As we battled the mites with chemical miticides, two growing trends emerged. One trend was the "soft" chemicals, otherwise known as "natural" methods of defeating mites.
Do these work? Well, yes...and no. These natural methods are no magic bullet, no quick cure and they work best in a preventative mode rather than a reactive mode.
In other words, you need expose your bees to these methods for a longer period of time, before you have a real problem, or the problem will overtake your bees.
As the "natural" methods work best in synergy with other soft methods (no one method works alone), an integrated system of management was devised from other disciplines and the name "Integrated Pest Management," or IPM, was brought into beekeeping.
One of the IPM methods involved using the genetic and/or behavioral responses of the honeybees.
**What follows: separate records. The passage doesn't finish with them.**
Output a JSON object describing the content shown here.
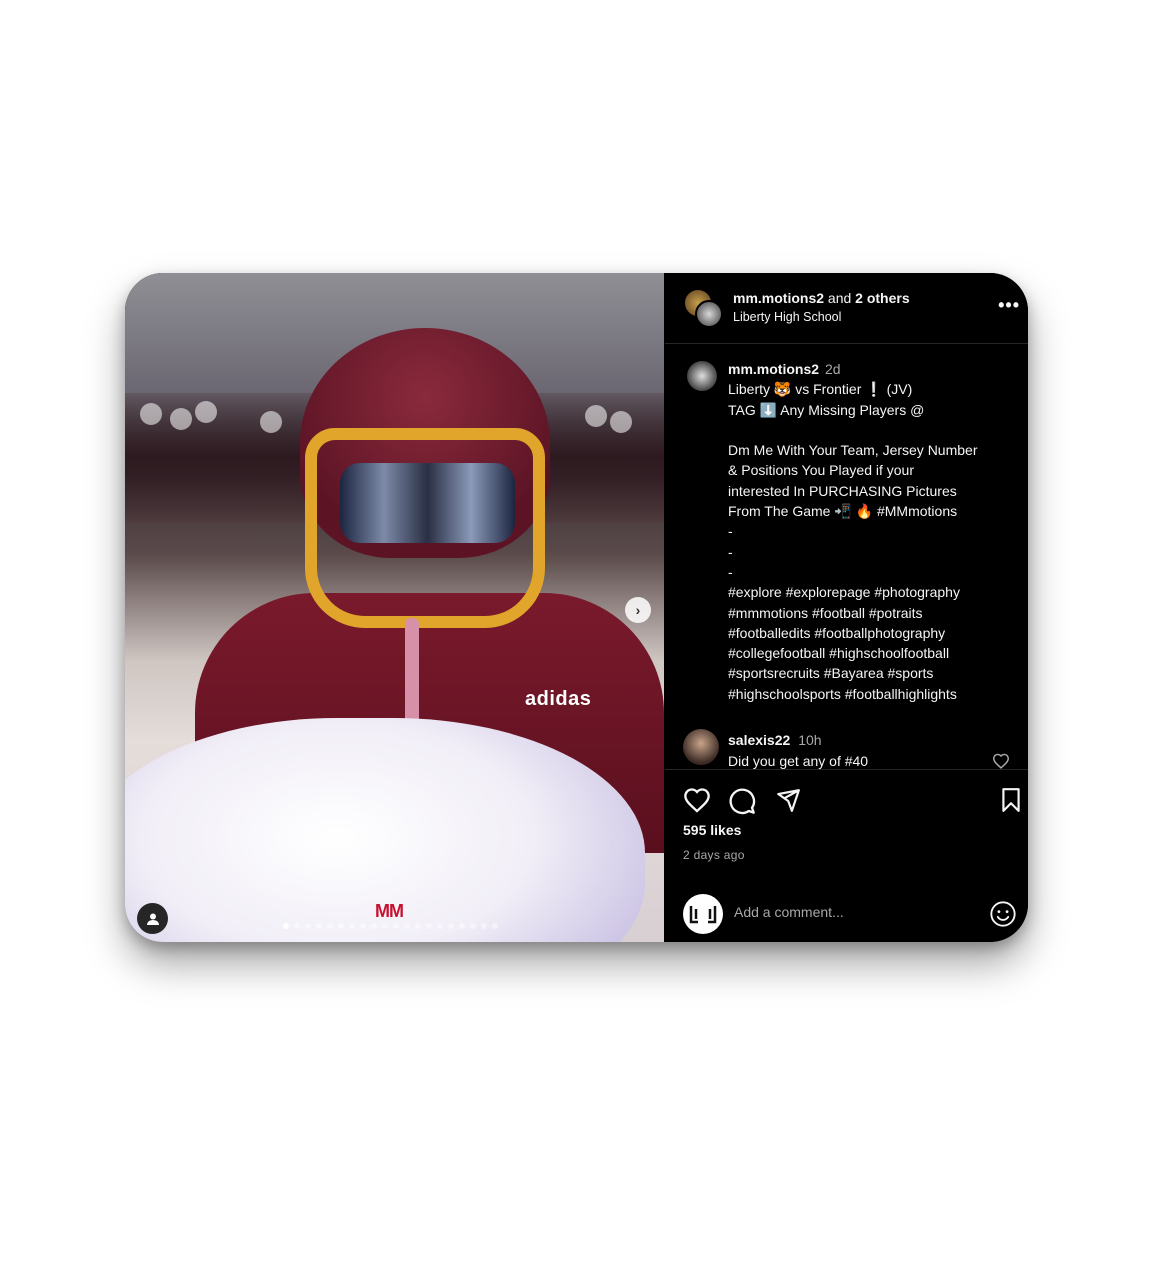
{
  "header": {
    "owner": "mm.motions2",
    "and_text": "and",
    "others": "2 others",
    "location": "Liberty High School",
    "more_label": "..."
  },
  "caption": {
    "username": "mm.motions2",
    "time": "2d",
    "lines": [
      "Liberty 🐯 vs Frontier ❕ (JV)",
      "TAG ⬇️ Any Missing Players @",
      "",
      "Dm Me With Your Team, Jersey Number",
      "& Positions You Played if your",
      "interested In PURCHASING Pictures",
      "From The Game 📲 🔥 #MMmotions",
      "-",
      "-",
      "-",
      "#explore #explorepage #photography",
      "#mmmotions #football #potraits",
      "#footballedits #footballphotography",
      "#collegefootball #highschoolfootball",
      "#sportsrecruits #Bayarea #sports",
      "#highschoolsports #footballhighlights"
    ]
  },
  "comment": {
    "username": "salexis22",
    "time": "10h",
    "text": "Did you get any of #40"
  },
  "photo": {
    "brand_text": "adidas",
    "watermark": "MM",
    "carousel_total": 20,
    "carousel_active_index": 0
  },
  "stats": {
    "likes": "595 likes",
    "posted": "2 days ago"
  },
  "comment_box": {
    "placeholder": "Add a comment..."
  },
  "icons": [
    "heart-icon",
    "comment-icon",
    "share-icon",
    "bookmark-icon",
    "emoji-icon",
    "user-tag-icon",
    "more-icon",
    "chevron-right-icon"
  ],
  "colors": {
    "panel_bg": "#000000",
    "text": "#f5f5f5",
    "muted": "#a8a8a8",
    "divider": "#262626"
  }
}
This is the second growing trend. From this we found hygienic behavior and SMR or suppressive mite resistance.
And we noticed how feral swarms were beginning to make their presence known. Perhaps the mites didn't kill off every feral colony, or were managed colonies sending out swarms?
This we cannot say with certainty. Feral swarms, unmanaged and untreated, were surviving in certain locales without miticides and chemical treatments. It would appear that natural selection, apart from human intervention, raised a mite-resistant honeybee.
Do feral swarms hold the key to a resistance against the mites? Can we capture the biodiversity in the feral honeybee colony by catching swarms?
The proposed answer was "Yes." And so we set out to capture swarms using pheremone-baited swarm traps.